The ribs used for Korean style BBQ beef ribs are cross cut beef short ribs. You may also see them labeled as “flanken cut beef ribs”. If they have 4 bone sections, they are from the chuck and if they have 3 wider bones, they are from the plate section.
Mise en place
The marinade brings a collection of sweet, savory, bold, and spicy flavors. When marinating, you don’t have to have the meat submerged in the marinade, just coated. Put them in a gallon zip top bag and flip them every hour or so.
With whole beef short ribs, you have to cook them low and slow for upwards of 6 hours to get them cooked correctly. But the cross cut ribs cook quickly, just 4 minutes a side over medium high heat. The SABER infrared cooking system keeps the beef from drying out.
While the beef is going, quickly cook the green beans. Putting the garlic and ginger in the oil for just about 15 seconds flavors the oil in which the beans will cook. I’m a huge fan of the dual coil side burner on the SABER Elite. It gives you flexibility with pan sizes and a wide range of temperature control.
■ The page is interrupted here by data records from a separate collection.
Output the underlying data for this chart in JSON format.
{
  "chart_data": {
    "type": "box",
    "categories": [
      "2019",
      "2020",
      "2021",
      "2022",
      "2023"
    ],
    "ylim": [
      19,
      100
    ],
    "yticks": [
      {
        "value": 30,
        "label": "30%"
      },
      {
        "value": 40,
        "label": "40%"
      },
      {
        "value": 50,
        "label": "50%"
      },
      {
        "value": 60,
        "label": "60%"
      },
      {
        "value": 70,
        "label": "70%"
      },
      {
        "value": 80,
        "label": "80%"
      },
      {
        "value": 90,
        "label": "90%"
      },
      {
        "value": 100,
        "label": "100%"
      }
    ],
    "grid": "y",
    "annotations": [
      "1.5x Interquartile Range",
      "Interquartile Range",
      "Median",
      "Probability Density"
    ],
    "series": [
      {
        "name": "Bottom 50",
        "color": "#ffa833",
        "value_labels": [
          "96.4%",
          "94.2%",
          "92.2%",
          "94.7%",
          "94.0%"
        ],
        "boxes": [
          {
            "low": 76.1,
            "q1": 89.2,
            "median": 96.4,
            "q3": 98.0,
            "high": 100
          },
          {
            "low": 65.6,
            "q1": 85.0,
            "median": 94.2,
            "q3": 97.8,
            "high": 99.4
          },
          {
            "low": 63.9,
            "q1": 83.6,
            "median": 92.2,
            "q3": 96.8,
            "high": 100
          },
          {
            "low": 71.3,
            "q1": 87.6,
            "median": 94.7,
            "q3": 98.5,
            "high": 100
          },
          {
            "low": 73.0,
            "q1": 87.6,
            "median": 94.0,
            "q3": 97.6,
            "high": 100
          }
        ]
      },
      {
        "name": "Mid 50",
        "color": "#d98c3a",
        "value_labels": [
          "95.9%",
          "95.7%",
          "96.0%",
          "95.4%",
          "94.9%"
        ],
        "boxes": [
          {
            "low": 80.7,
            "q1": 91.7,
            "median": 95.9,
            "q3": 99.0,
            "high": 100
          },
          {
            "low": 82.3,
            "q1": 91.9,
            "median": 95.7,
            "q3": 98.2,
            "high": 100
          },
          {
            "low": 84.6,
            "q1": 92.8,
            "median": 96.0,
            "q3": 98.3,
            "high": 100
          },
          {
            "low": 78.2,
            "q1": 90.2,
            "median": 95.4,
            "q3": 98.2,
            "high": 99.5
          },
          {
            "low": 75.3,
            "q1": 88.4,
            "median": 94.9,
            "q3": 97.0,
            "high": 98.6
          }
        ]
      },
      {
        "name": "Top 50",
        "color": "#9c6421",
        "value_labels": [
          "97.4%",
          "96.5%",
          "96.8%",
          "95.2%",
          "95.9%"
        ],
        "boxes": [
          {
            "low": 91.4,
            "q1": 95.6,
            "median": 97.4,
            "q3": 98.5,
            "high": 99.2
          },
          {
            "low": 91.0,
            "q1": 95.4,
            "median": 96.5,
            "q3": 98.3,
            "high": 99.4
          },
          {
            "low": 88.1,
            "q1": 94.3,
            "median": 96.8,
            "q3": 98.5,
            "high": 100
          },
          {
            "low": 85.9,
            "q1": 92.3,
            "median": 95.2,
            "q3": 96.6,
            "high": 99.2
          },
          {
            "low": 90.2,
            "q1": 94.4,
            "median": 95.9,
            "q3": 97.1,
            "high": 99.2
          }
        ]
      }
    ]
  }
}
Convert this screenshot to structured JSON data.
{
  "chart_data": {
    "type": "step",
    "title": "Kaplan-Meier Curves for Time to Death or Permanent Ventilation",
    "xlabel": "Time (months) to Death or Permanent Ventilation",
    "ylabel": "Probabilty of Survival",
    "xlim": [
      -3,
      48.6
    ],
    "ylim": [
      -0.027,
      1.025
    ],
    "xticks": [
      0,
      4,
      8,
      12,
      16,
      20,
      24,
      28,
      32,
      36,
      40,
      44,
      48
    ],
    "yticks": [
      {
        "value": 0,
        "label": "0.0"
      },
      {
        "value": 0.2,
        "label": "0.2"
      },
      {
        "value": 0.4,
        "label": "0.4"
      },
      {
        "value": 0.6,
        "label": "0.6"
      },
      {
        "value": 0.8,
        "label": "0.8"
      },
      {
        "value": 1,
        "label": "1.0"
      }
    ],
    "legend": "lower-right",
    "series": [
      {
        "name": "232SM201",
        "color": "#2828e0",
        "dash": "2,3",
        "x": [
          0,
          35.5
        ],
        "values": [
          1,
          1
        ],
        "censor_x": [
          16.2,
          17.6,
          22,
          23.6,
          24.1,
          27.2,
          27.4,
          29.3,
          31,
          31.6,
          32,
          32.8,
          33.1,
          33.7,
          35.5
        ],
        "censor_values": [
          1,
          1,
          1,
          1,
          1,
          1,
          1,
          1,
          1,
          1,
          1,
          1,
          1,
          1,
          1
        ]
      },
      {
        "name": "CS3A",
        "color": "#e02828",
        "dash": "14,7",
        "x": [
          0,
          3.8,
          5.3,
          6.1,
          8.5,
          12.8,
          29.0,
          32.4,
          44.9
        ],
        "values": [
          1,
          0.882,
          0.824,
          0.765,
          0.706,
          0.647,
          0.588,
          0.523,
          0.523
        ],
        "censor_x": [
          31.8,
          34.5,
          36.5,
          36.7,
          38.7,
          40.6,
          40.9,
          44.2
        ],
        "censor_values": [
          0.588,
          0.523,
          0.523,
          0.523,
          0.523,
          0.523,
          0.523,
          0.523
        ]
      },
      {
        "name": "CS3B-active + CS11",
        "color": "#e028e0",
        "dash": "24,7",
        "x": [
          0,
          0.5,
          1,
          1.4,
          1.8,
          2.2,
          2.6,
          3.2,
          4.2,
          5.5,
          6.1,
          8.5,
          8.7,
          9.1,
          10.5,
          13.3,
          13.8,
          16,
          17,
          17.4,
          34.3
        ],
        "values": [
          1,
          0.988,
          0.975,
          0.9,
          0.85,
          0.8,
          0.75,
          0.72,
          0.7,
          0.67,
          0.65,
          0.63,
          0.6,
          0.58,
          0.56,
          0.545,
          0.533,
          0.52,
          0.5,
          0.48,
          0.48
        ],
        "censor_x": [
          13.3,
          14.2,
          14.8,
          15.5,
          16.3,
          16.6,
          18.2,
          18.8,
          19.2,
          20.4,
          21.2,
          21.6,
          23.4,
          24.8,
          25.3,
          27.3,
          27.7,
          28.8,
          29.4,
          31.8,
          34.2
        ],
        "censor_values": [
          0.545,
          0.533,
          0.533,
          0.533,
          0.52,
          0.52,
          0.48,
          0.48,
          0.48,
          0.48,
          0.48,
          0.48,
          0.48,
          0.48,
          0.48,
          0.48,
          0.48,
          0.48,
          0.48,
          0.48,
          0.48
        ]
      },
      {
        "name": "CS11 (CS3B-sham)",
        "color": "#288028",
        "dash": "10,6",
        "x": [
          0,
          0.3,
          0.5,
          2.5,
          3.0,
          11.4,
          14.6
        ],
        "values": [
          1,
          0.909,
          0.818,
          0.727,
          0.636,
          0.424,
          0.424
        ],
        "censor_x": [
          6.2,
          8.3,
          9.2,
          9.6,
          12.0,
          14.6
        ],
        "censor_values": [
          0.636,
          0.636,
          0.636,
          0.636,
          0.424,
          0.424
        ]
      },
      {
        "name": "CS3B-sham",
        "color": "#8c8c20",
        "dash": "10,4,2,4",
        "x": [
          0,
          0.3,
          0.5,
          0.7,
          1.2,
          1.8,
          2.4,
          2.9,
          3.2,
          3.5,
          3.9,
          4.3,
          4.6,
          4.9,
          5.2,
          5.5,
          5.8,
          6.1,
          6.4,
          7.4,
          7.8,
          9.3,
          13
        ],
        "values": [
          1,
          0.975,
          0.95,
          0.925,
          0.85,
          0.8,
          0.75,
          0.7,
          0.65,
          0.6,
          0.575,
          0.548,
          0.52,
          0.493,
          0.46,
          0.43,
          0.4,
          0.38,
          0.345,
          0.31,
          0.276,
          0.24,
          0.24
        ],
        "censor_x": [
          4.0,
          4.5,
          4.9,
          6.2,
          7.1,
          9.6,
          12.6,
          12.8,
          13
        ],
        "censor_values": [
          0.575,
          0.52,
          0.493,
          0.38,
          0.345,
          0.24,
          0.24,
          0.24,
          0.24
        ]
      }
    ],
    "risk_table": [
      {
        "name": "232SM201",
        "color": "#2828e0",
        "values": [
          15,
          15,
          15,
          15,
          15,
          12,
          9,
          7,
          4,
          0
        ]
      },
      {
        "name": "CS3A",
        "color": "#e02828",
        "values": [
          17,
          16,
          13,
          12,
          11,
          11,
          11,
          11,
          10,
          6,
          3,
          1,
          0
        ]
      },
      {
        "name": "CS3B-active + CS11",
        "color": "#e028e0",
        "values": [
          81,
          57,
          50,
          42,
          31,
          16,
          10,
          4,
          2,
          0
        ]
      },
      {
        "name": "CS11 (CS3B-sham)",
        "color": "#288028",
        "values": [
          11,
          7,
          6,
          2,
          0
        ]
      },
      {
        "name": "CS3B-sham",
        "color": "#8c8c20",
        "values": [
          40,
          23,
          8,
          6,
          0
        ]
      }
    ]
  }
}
Since the green beans are parboiled, this whole dish only takes about 8 minutes to cook.
Because of the marinade, these ribs will kick off a good bit of smoke as they cook, but don’t panic. The unique infrared cooking grates prevent any flare ups.
This is actually a very simple dish but your guests will be impressed with your culinary skills. Just don’t tell them how easy it is.